1. A preparation method of a quasi-low-dimensional bismuth-based perovskite nano material is characterized by comprising the following steps: adopts quasi-low-dimensional bismuth-based perovskite material MA₃Bi₂X₉The powder of (A) is used as a raw material, amine is used as a stripping agent, and a solvent is used to obtain the quasi-low-dimensional bismuth-based perovskite material MA₃Bi₂X₉Wherein X is one of Cl, Br and I, and the solvent is capable of dissolving the stripping agent and has a solubility for the stripping agent greater than that for the quasi-low-dimensional bismuth-based perovskite material MA₃Bi₂X₉The solvent is any one of n-octane, n-hexane, toluene and a methanol/n-octane mixed solvent; then, the mixture is treated by a cell crusher, and the energy applied by the cell crusher and the stripping effect of amine can overcome the defect of the quasi-low-dimensional bismuth-based perovskite material MA₃Bi₂X₉Separating the bismuth-based perovskite material with quasi-low dimension by ionic bond in the powder, centrifuging, and collecting the supernatant to obtain the compound of formula MA₃Bi₂X₉The quasi-low-dimensional bismuth-based perovskite nano material;

wherein the amine as the stripping agent is at least one of butylamine, n-octylamine, and oleylamine;

when X is Cl, the raw material is quasi-1-dimensional bismuth-based perovskite nano material MA₃Bi₂Cl₉Obtained powder of the formula MA₃Bi₂X₉The quasi-low-dimensional bismuth-based perovskite nano material has a chemical formula of MA₃Bi₂Cl₉The nanowire of (a);

when X is Br, the raw material is quasi 2-dimensional bismuth-based perovskite nano material MA₃Bi₂Br₉Obtained powder of the formula MA₃Bi₂X₉The quasi-low-dimensional bismuth-based perovskite nano material has a chemical formula of MA₃Bi₂Br₉A nanosheet of (a);

when X is I, the raw material is quasi-0-dimensional bismuth-based perovskite nano material MA₃Bi₂I₉Obtained powder of the formula MA₃Bi₂X₉The quasi-low-dimensional bismuth-based perovskite nano material has a chemical formula of MA₃Bi₂I₉The quantum dot of (1).

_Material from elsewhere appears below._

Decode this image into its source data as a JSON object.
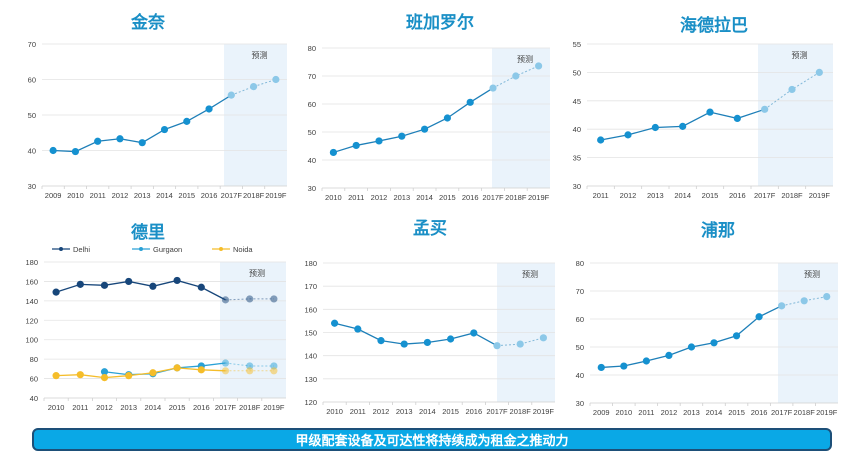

2. The method for producing a quasi-low-dimensional bismuth-based perovskite nanomaterial as claimed in claim 1, wherein the quasi-low-dimensional bismuth-based perovskite material MA as the raw material₃Bi₂X₉The amount of the powder of (4) is in the range of 0.02 to 0.1 mmol.

3. The method for preparing the quasi-low dimensional bismuth-based perovskite nano-material as claimed in claim 1, wherein in the mixture, the quasi-low dimensional bismuth-based perovskite material MA₃Bi₂X₉The ratio of the amounts of substances of both the amine and the powder of (1): 15 to 62.5;

the quasi-low-dimensional bismuth-based perovskite material MA₃Bi₂X₉The ratio of the amount of substance of (a) to the volume of the solvent was 0.04mmol:6ml ~ 15 ml.

4. The method for preparing the quasi-low dimensional bismuth-based perovskite nano-material as claimed in any one of claims 1 to 3, wherein the mixture further comprises oleic acid as a ligand, and the quasi-low dimensional bismuth-based perovskite material MA₃Bi₂X₉The ratio of the amount of the oleic acid to the amount of the powder of (1) to the amount of the oleic acid is 1:37.5 to 75.

5. The preparation method of the quasi-low dimensional bismuth-based perovskite nano material as claimed in any one of claims 1 to 3, wherein the cell crusher is used for processing the mixture under the power of 200W-400W for 30-60 minutes, the duty ratio of the cell crusher is 1/3-1/2, and the continuous ultrasonic time is 1 second.